In everything thats randomly coming to my mind, hips seem to winning on points.
Then you have the practical application. With externally rotated feet, then typically you have tight calves and ankles, with weak dorsiflexors. If you do soft tissue work, it only takes a few minutes to work over the calfs and plantar fascia. Moblising the ankle and calf is about one minute, too. On top of that - train the dorsiflexors, which is a quick exercise that can be slipped in anywhere in a program, really.
With the hips - well, if you do soft tissue work, you can go round your hole lower body in about 10 minutes. Whether this is done pre warm up or outwith the session is negligible, I believe. Stretching or mibilising whats tight can be added to the warm up, or betweem exercises that it won't negatively effect, and training the posterior chain should be priority anyway...
So maybe it's irrelevant what came first and we should be focusing on everything?
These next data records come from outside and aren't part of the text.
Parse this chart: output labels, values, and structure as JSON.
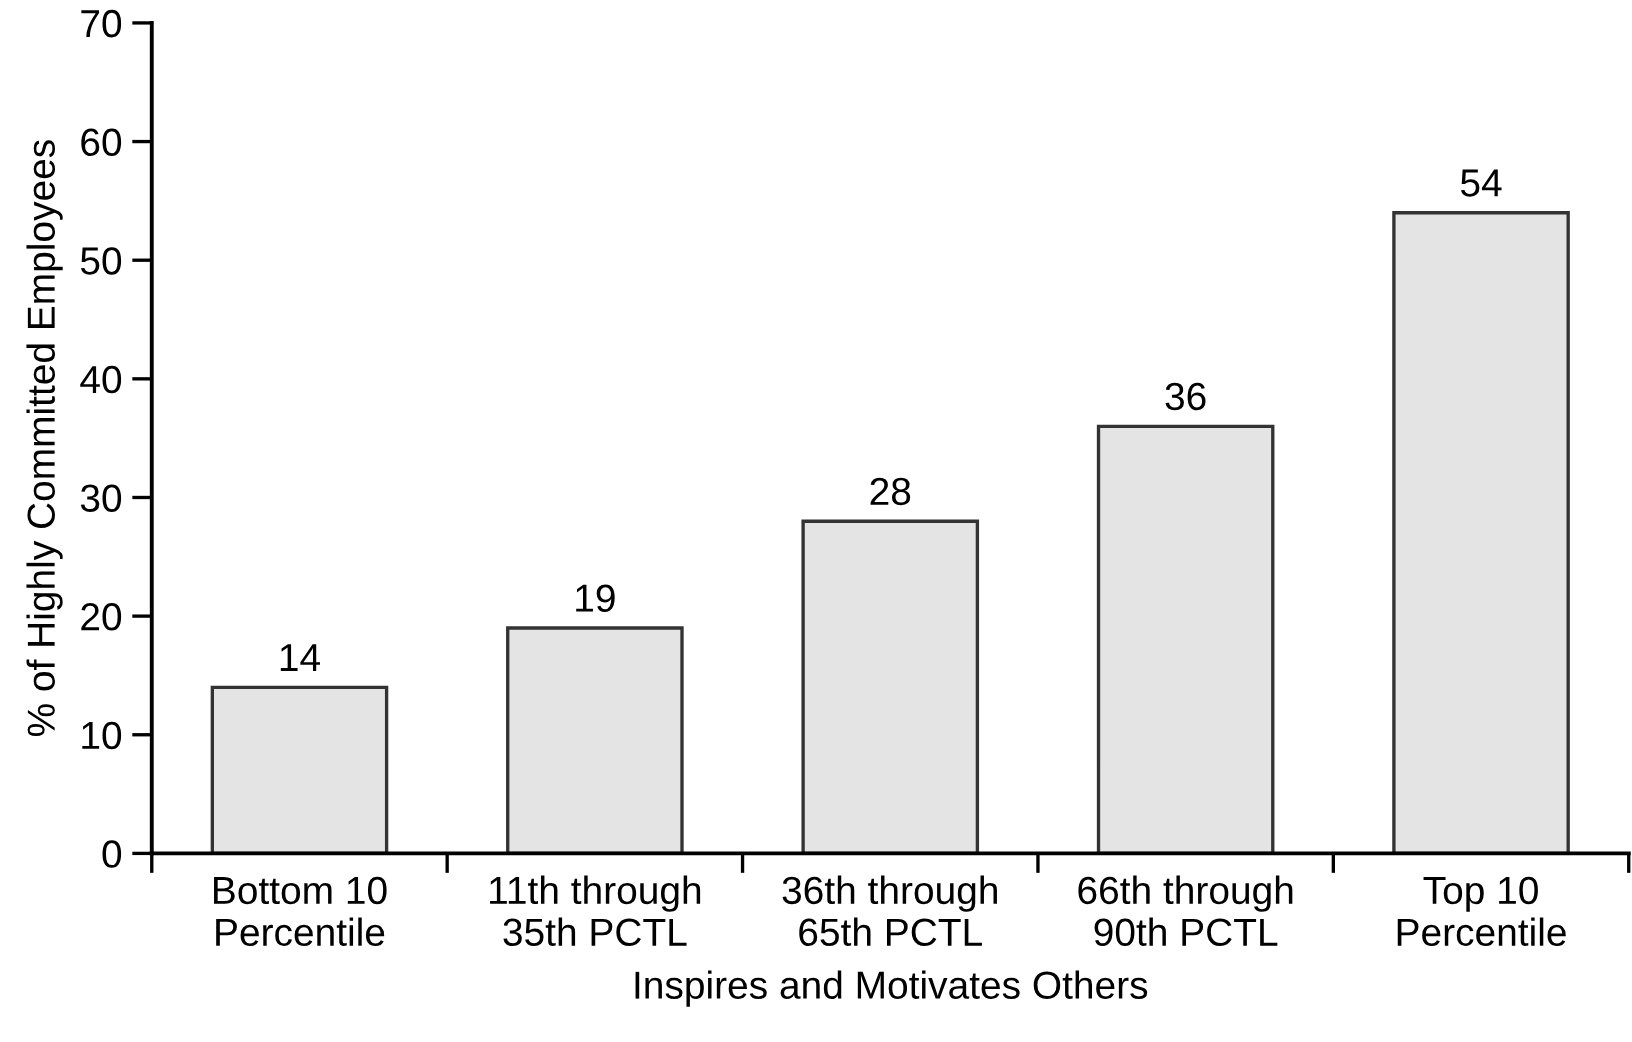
{
  "chart_data": {
    "type": "bar",
    "xlabel": "Inspires and Motivates Others",
    "ylabel": "% of Highly Committed Employees",
    "categories": [
      "Bottom 10\nPercentile",
      "11th through\n35th PCTL",
      "36th through\n65th PCTL",
      "66th through\n90th PCTL",
      "Top 10\nPercentile"
    ],
    "values": [
      14,
      19,
      28,
      36,
      54
    ],
    "color": "#e4e4e4",
    "ylim": [
      0,
      70
    ],
    "yticks": [
      0,
      10,
      20,
      30,
      40,
      50,
      60,
      70
    ],
    "data_labels": true,
    "grid": false,
    "legend": false
  }
}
Then I think of my own personal experience. I used what I call the 'blanket approach'. I was the postural equivelant of the fat kid in denial the day he realised he was actually very fat. Furiously determined to fix it, I threw everything I could think of at it. From changing the way I sleep to setting a timer every 30 mins in work to remind me to stand up and /or fidget (reach for the sky etc). From doing a soft tissue work on my 'plantar fascia' to training my 'anterior neck flexors' (chin tucks!). So i've always felt that there's probably a lot of things that I done that you probably don't need to correct someones posture. But the more real life experience I get, the more I think that the blanket approach is the only realistic way of doing it. Certainly if your posture is REALLY bad, anyway. Truthfully, i'm not sure it could really be done without a big focus on soft tissue work, AND activation, AND mobility AND stability AND strength. I do believe that all of this can be implemented into a 45-60 minute lifting session, though (well, assumung you foam roll on the side). After that, all you need is the lifestyle changes (like fixing gait).
So, my preferred answer now that i've thought out loud via my keyboard about it, would be, "both".
You also have the same question with regards to the upper and lower body. Excessive kyphosis is often compensation for excessive lordosis which is a result of imbalances in the hips (and so on!!). Are you fighting a losing battle trying to fix kyphosis if you're not addressing lordosis? I actually think that you probably are. Perhaps the 'ground up' recommendations I have seen really mean "start with the lower body".
When I was at Cressey seminar in England about 18 months ago, he asked who had abad shoulder to get looked at. About 60-70% of hands went up. He assessed the guy right there infront of everyone - first thing he did was look at his feet.